Cityscape is published three times a year by the Office of Policy Development and Research (PD&R) of the U.S. Department of Housing and Urban Development.



Gentrification

Volume 18, Number 3

Mark D. Shroder

Michelle P. Matuga

The Consequences of Gentrification: A Focus on Residents’ Financial Health in Philadelphia

Lei Ding
Federal Reserve Bank of Philadelphia

Jackelyn Hwang
Princeton University


The views expressed in this article are those of the authors and do not necessarily reflect the views of the Federal Reserve Bank of Philadelphia or the Federal Reserve System.

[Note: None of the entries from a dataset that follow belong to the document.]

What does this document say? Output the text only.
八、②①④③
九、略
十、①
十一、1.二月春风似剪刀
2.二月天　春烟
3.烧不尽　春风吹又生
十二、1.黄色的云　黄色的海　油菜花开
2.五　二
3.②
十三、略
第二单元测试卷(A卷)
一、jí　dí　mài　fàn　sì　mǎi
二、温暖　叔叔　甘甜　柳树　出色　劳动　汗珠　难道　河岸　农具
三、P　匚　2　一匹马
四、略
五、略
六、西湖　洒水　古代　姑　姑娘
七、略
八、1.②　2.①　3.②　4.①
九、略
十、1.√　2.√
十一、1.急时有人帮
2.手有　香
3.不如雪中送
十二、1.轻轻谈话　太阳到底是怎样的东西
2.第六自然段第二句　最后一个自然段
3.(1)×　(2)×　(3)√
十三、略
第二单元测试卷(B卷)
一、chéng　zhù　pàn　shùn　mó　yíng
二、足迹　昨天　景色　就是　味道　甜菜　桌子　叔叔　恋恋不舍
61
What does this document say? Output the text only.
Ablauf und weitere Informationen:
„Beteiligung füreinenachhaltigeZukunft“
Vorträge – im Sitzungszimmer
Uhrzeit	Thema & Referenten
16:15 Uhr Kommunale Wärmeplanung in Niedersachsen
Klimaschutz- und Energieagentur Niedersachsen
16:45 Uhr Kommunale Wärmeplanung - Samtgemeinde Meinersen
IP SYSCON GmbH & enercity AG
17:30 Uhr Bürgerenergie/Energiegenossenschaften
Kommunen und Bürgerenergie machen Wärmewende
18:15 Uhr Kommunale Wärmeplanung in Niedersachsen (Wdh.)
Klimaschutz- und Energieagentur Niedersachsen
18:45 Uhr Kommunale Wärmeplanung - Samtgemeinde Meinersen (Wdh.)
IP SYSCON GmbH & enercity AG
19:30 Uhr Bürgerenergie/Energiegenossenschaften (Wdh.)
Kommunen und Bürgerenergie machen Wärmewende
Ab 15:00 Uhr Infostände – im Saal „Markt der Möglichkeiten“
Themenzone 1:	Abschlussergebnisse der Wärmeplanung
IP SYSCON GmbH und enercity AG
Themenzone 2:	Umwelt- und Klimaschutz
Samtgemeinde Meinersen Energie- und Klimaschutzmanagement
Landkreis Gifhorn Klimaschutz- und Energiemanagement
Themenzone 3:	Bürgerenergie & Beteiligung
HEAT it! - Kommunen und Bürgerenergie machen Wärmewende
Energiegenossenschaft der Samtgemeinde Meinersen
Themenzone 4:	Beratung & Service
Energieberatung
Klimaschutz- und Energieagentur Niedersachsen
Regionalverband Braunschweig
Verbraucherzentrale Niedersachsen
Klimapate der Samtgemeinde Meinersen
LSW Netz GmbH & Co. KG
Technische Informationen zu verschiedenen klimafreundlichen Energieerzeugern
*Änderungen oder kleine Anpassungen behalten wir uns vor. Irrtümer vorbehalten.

Considerable debate and controversy continue regarding the effects of gentrification on neighborhoods and the people residing in them. This article draws on a unique largescale consumer credit database to examine the relationship between gentrification and the credit scores of residents in the city of Philadelphia from 2002 to 2014. We find that gentrification is positively associated with changes in residents’ credit scores, on average, for those who stay, and this relationship is stronger for residents in neighborhoods in the more advanced stages of gentrification. Gentrification is also positively associated with credit score changes for less-advantaged residents (those with low credit scores, older residents, longer-term residents, or those without mortgages) if they do not move, though the magnitude of this positive association is smaller than for their more advantaged counterparts. Nonetheless, moving from gentrifying neighborhoods is negatively associated with credit score changes for less-advantaged residents, residents who move to lower-income neighborhoods, and residents who move to any other neighborhoods within the city (instead of outside the city) relative to those who stay. The results demonstrate how the association between gentrification and residents’ financial health is uneven, especially for less-advantaged residents.